Finanzieri e pubblici ministeri, ordinari e contabili, sono al lavoro. Ad alimentare i loro sospetti è l'atteggiamento dei protagonisti e dell'intera macchina burocratica regionale. Dal 2014 ad oggi più di una circolare ha imposto ai dirigenti di denunciare incarichi e compensi. È Luciana Giammanco, dirigente generale del dipartimento Funzione pubblica e personale, a confermare di avere inoltrato l'ultimo sollecito pochi giorni prima di Pasqua. Il primo risale all'estate del 2014, quando Livesicilia sollevò il caso e iniziò a chiedere chiarimenti. Da allora, dice la Giammanco,“abbiamo già portato avanti molti interventi e recuperato delle somme di denaro. Altri enti non hanno fatto sapere nulla”. Impossibile, al momento, conoscere numeri e cifre. Eppure sono passati quasi due anni.
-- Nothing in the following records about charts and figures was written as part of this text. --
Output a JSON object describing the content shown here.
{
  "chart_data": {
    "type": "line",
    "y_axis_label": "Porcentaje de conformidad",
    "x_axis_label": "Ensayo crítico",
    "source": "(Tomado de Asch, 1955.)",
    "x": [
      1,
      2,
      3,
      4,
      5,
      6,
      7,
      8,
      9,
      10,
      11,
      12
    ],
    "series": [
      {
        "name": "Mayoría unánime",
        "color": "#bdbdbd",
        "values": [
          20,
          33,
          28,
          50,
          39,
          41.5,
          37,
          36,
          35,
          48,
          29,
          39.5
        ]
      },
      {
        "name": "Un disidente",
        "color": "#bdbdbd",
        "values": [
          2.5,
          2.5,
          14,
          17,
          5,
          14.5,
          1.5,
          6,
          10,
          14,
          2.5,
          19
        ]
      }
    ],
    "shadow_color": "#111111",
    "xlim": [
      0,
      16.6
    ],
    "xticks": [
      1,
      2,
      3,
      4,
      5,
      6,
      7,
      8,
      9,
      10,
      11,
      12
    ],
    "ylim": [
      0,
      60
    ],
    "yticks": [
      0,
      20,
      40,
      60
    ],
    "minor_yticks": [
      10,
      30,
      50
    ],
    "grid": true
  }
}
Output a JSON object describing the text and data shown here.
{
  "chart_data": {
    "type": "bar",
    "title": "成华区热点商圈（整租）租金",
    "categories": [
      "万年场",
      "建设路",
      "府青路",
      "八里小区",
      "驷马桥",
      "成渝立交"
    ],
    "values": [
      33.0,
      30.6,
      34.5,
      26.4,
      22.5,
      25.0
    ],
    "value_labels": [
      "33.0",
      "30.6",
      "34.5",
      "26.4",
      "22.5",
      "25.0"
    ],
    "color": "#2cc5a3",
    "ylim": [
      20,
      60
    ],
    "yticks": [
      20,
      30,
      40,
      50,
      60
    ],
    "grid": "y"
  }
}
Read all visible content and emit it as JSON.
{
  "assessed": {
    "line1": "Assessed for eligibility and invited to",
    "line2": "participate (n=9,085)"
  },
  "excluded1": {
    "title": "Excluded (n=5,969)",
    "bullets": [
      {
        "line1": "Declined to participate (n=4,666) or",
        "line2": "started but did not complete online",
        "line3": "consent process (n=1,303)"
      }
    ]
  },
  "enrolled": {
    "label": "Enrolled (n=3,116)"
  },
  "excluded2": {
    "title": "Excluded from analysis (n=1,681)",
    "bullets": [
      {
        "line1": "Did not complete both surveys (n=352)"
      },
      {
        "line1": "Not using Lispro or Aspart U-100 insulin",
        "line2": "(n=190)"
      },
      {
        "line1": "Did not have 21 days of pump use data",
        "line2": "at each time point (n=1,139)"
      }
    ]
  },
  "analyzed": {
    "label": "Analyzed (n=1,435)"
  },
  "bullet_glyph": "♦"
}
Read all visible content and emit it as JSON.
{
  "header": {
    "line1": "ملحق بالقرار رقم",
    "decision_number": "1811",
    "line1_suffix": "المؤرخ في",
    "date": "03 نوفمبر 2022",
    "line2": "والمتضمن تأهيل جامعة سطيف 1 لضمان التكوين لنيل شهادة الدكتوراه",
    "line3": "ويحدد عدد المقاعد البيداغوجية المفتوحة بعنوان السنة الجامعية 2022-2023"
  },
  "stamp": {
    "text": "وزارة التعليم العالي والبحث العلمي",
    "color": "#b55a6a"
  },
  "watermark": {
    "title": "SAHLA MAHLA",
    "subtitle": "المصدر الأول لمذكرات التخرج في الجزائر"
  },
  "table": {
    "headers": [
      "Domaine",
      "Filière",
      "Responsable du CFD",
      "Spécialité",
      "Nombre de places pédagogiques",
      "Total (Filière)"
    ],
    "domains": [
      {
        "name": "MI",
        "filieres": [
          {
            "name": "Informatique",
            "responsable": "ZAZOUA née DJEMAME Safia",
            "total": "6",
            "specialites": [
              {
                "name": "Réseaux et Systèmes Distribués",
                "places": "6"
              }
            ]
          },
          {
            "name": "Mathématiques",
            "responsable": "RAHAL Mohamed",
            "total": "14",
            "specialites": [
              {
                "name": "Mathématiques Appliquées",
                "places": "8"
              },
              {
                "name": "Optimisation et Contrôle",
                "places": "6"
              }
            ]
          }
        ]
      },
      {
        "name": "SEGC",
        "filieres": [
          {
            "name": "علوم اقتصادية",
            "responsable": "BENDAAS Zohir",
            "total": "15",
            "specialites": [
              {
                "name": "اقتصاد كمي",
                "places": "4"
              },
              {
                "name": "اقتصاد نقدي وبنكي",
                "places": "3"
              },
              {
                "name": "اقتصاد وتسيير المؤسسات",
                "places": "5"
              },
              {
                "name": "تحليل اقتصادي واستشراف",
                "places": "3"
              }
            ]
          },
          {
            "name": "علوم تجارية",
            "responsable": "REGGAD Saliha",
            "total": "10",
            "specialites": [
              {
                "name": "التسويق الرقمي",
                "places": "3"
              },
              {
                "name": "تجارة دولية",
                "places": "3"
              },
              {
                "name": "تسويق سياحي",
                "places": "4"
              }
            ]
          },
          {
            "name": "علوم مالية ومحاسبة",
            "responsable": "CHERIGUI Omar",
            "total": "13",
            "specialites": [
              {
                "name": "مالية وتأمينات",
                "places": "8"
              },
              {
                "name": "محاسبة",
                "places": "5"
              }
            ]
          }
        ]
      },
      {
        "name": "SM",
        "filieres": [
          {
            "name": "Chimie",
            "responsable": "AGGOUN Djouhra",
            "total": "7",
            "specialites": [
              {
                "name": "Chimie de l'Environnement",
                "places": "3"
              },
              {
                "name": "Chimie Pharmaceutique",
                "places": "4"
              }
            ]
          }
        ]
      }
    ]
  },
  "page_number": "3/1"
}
Ad attendere, con sempre meno fiducia, il quadro complessivo sono, anche e soprattutto, i magistrati contabili.

I finanzieri della Polizia tributaria agli ordini del comandante Francesco Mazzotta hanno iniziato mettere il naso sugli incarichi aggiuntivi su input del vice procuratore della Corte dei Conti, Gianluca Albo. Il primo caso è stato quello della Corsello, già citata in giudizio per danno erariale e da ieri sospesa per sei mesi dall'incarico di commissario liquidatore di Multiservizi e Biophera. I pm Bernardo Petralia e Luca Battinieri le contestato un peculato da 140 mila euro per essersi autoliquidata compensi che non le sarebbero spettati. La Corsello, allora interpellata da Livesciilia, si difese sostenendo di non rientrare nei casi per i quali la legge (la numero 19 del 2008, poi perfezionata da una circolare del 2009), prevede la decurtazione della metà del compenso. A dire il vero nel 2010, in nome della spending review, per i dirigenti generali fu inserito il principio della omnicomprensività. Non si possono ottenere compensi extra agli stipendi già percepiti.

E per i dirigenti semplici? La procedura è semplice: l'ente presso cui il dirigente ha espletato l'incarico liquida alla Regione l'intero compenso; quindi la Ragioneria generale paga il 50 per cento della somma al dipendente e versa la restante metà in un apposito fondo regionale. In molti casi l'ente o la società avrebbero pagato l'intera somma direttamente al dirigente, saltando il passaggio dal Bilancio. Insomma, c'è chi si sarebbe messo tutti i soldi in tasca.

I dirigenti regionali sono poco meno di 1.800. Ciascuno di loro - anche se non è accaduto per tutti - può essere chiamato a ricoprire incarichi altrove. Presidenti e consiglieri di amministrazione di enti, commissari straordinari, responsabili unici dei procedimenti nelle gare d'appalto: si parla di migliaia di incarichi. Il tema è stato affrontato pure con una norma che sembrava volere "sanare" la questione, almeno dal 2012 in poi.

La Procura regionale della Corte dei Conti convocò il dirigente generale della Funzione pubblica, Luciana Giammanco, e l'assessore regionale all'Economia, Alessandro Baccei. Nel corso delle audizioni emerse la falla del sistema. Non esiste un elenco degli incarichi assegnati per il semplice fatto che le nomine non sono state comunicate alla Funzione pubblica. E così bisogna fidarsi delle dichiarazione degli stessi dirigenti che, a giudicare dallo scarso effetto delle circolari, non sono stati finora tutti collaborativi. Adesso ci penseranno pm e finanzieri a sollecitarli.